In a shocking move, Balaji Srinivasan - the former CTO of Coinbase Global Inc. - has made it known that he predicts Bitcoin will take only three months to reach $1.0 million per coin by June 17th.
The entrepreneur and investor relates his super bullish view to the recent bank failures that he warns will hyperinflate the U.S. dollar. In a recent tweet, he said: “Central bank, the banks, and the bank regulators have bankrupted all of us. They hid their insolvency from you, the depositors. And they’re about to print $2.0 trillion to hyperinflate the dollar.”
Srinivasan is not the only one certain about Bitcoin reaching the $1.0 million threshold. He’s in a bet with James Medlock (pseudonymous Twitter speaker) to whom he’ll have to pay $1.0 million if Bitcoin doesn’t reach his suggested valuation by June 17th. Srinivasan agreed to the bet on Twitter in which he said, “you buy 1 BTC. I will send $1.0 million. This is ~40:1 odds as 1 BTC is worth ~26K. The term is 90 days.”

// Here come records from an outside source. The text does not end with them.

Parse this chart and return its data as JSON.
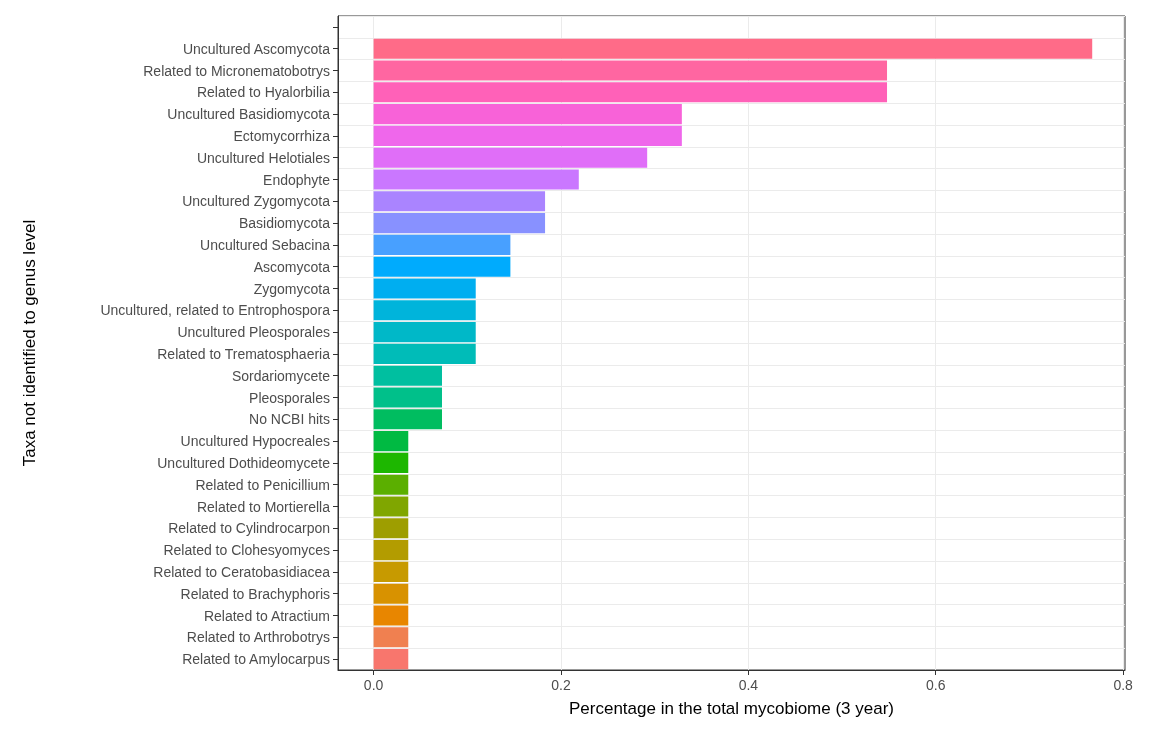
{
  "chart_data": {
    "type": "bar",
    "orientation": "horizontal",
    "xlabel": "Percentage in the total mycobiome (3 year)",
    "ylabel": "Taxa not identified to genus level",
    "categories": [
      null,
      "Uncultured Ascomycota",
      "Related to Micronematobotrys",
      "Related to Hyalorbilia",
      "Uncultured Basidiomycota",
      "Ectomycorrhiza",
      "Uncultured Helotiales",
      "Endophyte",
      "Uncultured Zygomycota",
      "Basidiomycota",
      "Uncultured Sebacina",
      "Ascomycota",
      "Zygomycota",
      "Uncultured, related to Entrophospora",
      "Uncultured Pleosporales",
      "Related to Trematosphaeria",
      "Sordariomycete",
      "Pleosporales",
      "No NCBI hits",
      "Uncultured Hypocreales",
      "Uncultured Dothideomycete",
      "Related to Penicillium",
      "Related to Mortierella",
      "Related to Cylindrocarpon",
      "Related to Clohesyomyces",
      "Related to Ceratobasidiacea",
      "Related to Brachyphoris",
      "Related to Atractium",
      "Related to Arthrobotrys",
      "Related to Amylocarpus"
    ],
    "values": [
      null,
      0.767,
      0.548,
      0.548,
      0.329,
      0.329,
      0.292,
      0.219,
      0.183,
      0.183,
      0.146,
      0.146,
      0.109,
      0.109,
      0.109,
      0.109,
      0.073,
      0.073,
      0.073,
      0.037,
      0.037,
      0.037,
      0.037,
      0.037,
      0.037,
      0.037,
      0.037,
      0.037,
      0.037,
      0.037
    ],
    "colors": [
      null,
      "#ff6b88",
      "#ff66a1",
      "#ff61b8",
      "#f862d8",
      "#ef67eb",
      "#e06ef8",
      "#ca77ff",
      "#aa84ff",
      "#8891ff",
      "#48a0ff",
      "#00abfd",
      "#00aef0",
      "#00b4db",
      "#00b8c8",
      "#00bcb8",
      "#00bfa0",
      "#00c08a",
      "#00bd60",
      "#00ba42",
      "#1db700",
      "#5baf00",
      "#80a600",
      "#9e9e00",
      "#b39c00",
      "#c79a00",
      "#d89200",
      "#e88600",
      "#f08050",
      "#f8766d"
    ],
    "xlim": [
      -0.038,
      0.802
    ],
    "xticks": [
      {
        "value": 0,
        "label": "0.0"
      },
      0.2,
      0.4,
      0.6,
      0.8
    ],
    "grid": true
  }
}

The discussion started on March 17th when Medlock said he was willing to bet $1.0 million that fears of hyperinflation in the United States were merely overblown – a bet that Srinivasan accepted.
Custodia Bank founder Caitlin Long has also dubbed Bitcoin an insurance policy; a scarce asset, believing that BTC will shoot up to $1.0 million per coin. Bitcoin is currently trading well above its 200-day Moving Average.

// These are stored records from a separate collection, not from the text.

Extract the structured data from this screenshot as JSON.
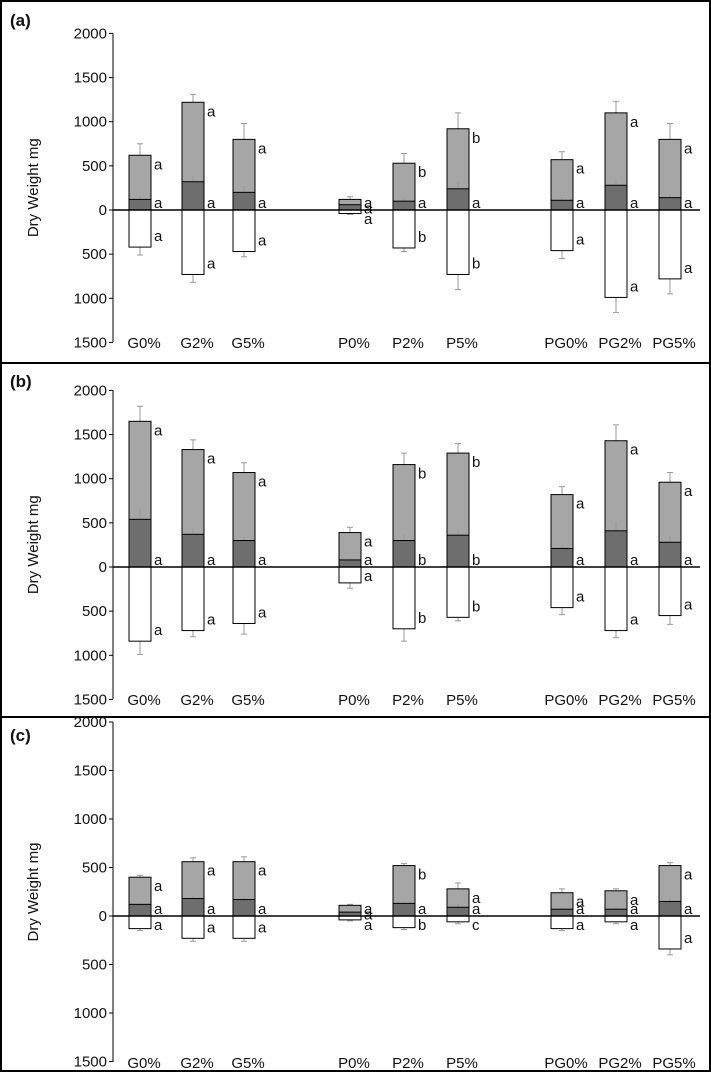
{
  "chart_data": [
    {
      "type": "bar",
      "panel_label": "(a)",
      "ylabel": "Dry Weight mg",
      "y_tick_labels_above": [
        "2000",
        "1500",
        "1000",
        "500",
        "0"
      ],
      "y_tick_labels_below": [
        "500",
        "1000",
        "1500"
      ],
      "ylim_above": [
        0,
        2000
      ],
      "ylim_below": [
        0,
        1500
      ],
      "colors": {
        "upper_total": "#a6a6a6",
        "upper_inner": "#6e6e6e",
        "below": "#ffffff",
        "error_bar": "#999999"
      },
      "categories": [
        "G0%",
        "G2%",
        "G5%",
        "P0%",
        "P2%",
        "P5%",
        "PG0%",
        "PG2%",
        "PG5%"
      ],
      "series": [
        {
          "name": "",
          "values": [
            620,
            1220,
            800,
            120,
            530,
            920,
            570,
            1100,
            800
          ],
          "error": [
            130,
            90,
            180,
            30,
            110,
            180,
            90,
            130,
            180
          ],
          "letters": [
            "a",
            "a",
            "a",
            "a",
            "b",
            "b",
            "a",
            "a",
            "a"
          ]
        },
        {
          "name": "",
          "values": [
            120,
            320,
            200,
            60,
            100,
            240,
            110,
            280,
            140
          ],
          "error": [
            30,
            70,
            70,
            10,
            30,
            80,
            25,
            80,
            40
          ],
          "letters": [
            "a",
            "a",
            "a",
            "a",
            "a",
            "a",
            "a",
            "a",
            "a"
          ]
        },
        {
          "name": "",
          "values": [
            420,
            730,
            470,
            40,
            430,
            730,
            460,
            990,
            780
          ],
          "error": [
            90,
            90,
            60,
            10,
            40,
            170,
            90,
            170,
            170
          ],
          "letters": [
            "a",
            "a",
            "a",
            "a",
            "b",
            "b",
            "a",
            "a",
            "a"
          ]
        }
      ]
    },
    {
      "type": "bar",
      "panel_label": "(b)",
      "ylabel": "Dry Weight mg",
      "y_tick_labels_above": [
        "2000",
        "1500",
        "1000",
        "500",
        "0"
      ],
      "y_tick_labels_below": [
        "500",
        "1000",
        "1500"
      ],
      "ylim_above": [
        0,
        2000
      ],
      "ylim_below": [
        0,
        1500
      ],
      "colors": {
        "upper_total": "#a6a6a6",
        "upper_inner": "#6e6e6e",
        "below": "#ffffff",
        "error_bar": "#999999"
      },
      "categories": [
        "G0%",
        "G2%",
        "G5%",
        "P0%",
        "P2%",
        "P5%",
        "PG0%",
        "PG2%",
        "PG5%"
      ],
      "series": [
        {
          "name": "",
          "values": [
            1650,
            1330,
            1070,
            390,
            1160,
            1290,
            820,
            1430,
            960
          ],
          "error": [
            170,
            110,
            110,
            60,
            130,
            110,
            90,
            180,
            110
          ],
          "letters": [
            "a",
            "a",
            "a",
            "a",
            "b",
            "b",
            "a",
            "a",
            "a"
          ]
        },
        {
          "name": "",
          "values": [
            540,
            370,
            300,
            80,
            300,
            360,
            210,
            410,
            280
          ],
          "error": [
            120,
            60,
            40,
            20,
            60,
            50,
            40,
            90,
            70
          ],
          "letters": [
            "a",
            "a",
            "a",
            "a",
            "b",
            "b",
            "a",
            "a",
            "a"
          ]
        },
        {
          "name": "",
          "values": [
            840,
            720,
            640,
            180,
            700,
            570,
            460,
            720,
            550
          ],
          "error": [
            150,
            70,
            120,
            60,
            140,
            40,
            80,
            80,
            100
          ],
          "letters": [
            "a",
            "a",
            "a",
            "a",
            "b",
            "b",
            "a",
            "a",
            "a"
          ]
        }
      ]
    },
    {
      "type": "bar",
      "panel_label": "(c)",
      "ylabel": "Dry Weight mg",
      "y_tick_labels_above": [
        "2000",
        "1500",
        "1000",
        "500",
        "0"
      ],
      "y_tick_labels_below": [
        "500",
        "1000",
        "1500"
      ],
      "ylim_above": [
        0,
        2000
      ],
      "ylim_below": [
        0,
        1500
      ],
      "colors": {
        "upper_total": "#a6a6a6",
        "upper_inner": "#6e6e6e",
        "below": "#ffffff",
        "error_bar": "#999999"
      },
      "categories": [
        "G0%",
        "G2%",
        "G5%",
        "P0%",
        "P2%",
        "P5%",
        "PG0%",
        "PG2%",
        "PG5%"
      ],
      "series": [
        {
          "name": "",
          "values": [
            400,
            560,
            560,
            110,
            520,
            280,
            240,
            260,
            520
          ],
          "error": [
            20,
            40,
            50,
            10,
            20,
            60,
            40,
            20,
            30
          ],
          "letters": [
            "a",
            "a",
            "a",
            "a",
            "b",
            "a",
            "a",
            "a",
            "a"
          ]
        },
        {
          "name": "",
          "values": [
            120,
            180,
            170,
            40,
            130,
            90,
            70,
            70,
            150
          ],
          "error": [
            20,
            30,
            30,
            10,
            20,
            30,
            20,
            20,
            30
          ],
          "letters": [
            "a",
            "a",
            "a",
            "a",
            "a",
            "a",
            "a",
            "a",
            "a"
          ]
        },
        {
          "name": "",
          "values": [
            130,
            230,
            230,
            40,
            120,
            60,
            130,
            60,
            340
          ],
          "error": [
            20,
            30,
            30,
            10,
            20,
            20,
            20,
            20,
            60
          ],
          "letters": [
            "a",
            "a",
            "a",
            "a",
            "b",
            "c",
            "a",
            "a",
            "a"
          ]
        }
      ]
    }
  ]
}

- Former Coinbase CTO says Bitcoin will hit $1.0 million by June 17th.
- Custodia Bank founder dubs BTC an insurance policy; a scarce asset.
- Bitcoin is currently trading well above its 200-day Moving Average.
- Balaji Srinivasan is in a bet with James Medlock to pay $1.0 million if Bitcoin doesn’t reach his suggested valuation.
Balaji Srinivasan, the former CTO of Coinbase Global Inc and Custodia Bank founder Caitlin Long both believe that Bitcoin will shoot up to $1.0 million per coin, with Srinivasan even going so far as to make a bet with James Medlock that if Bitcoin does not reach his suggested valuation by June 17th, he will have to pay $1.0 million.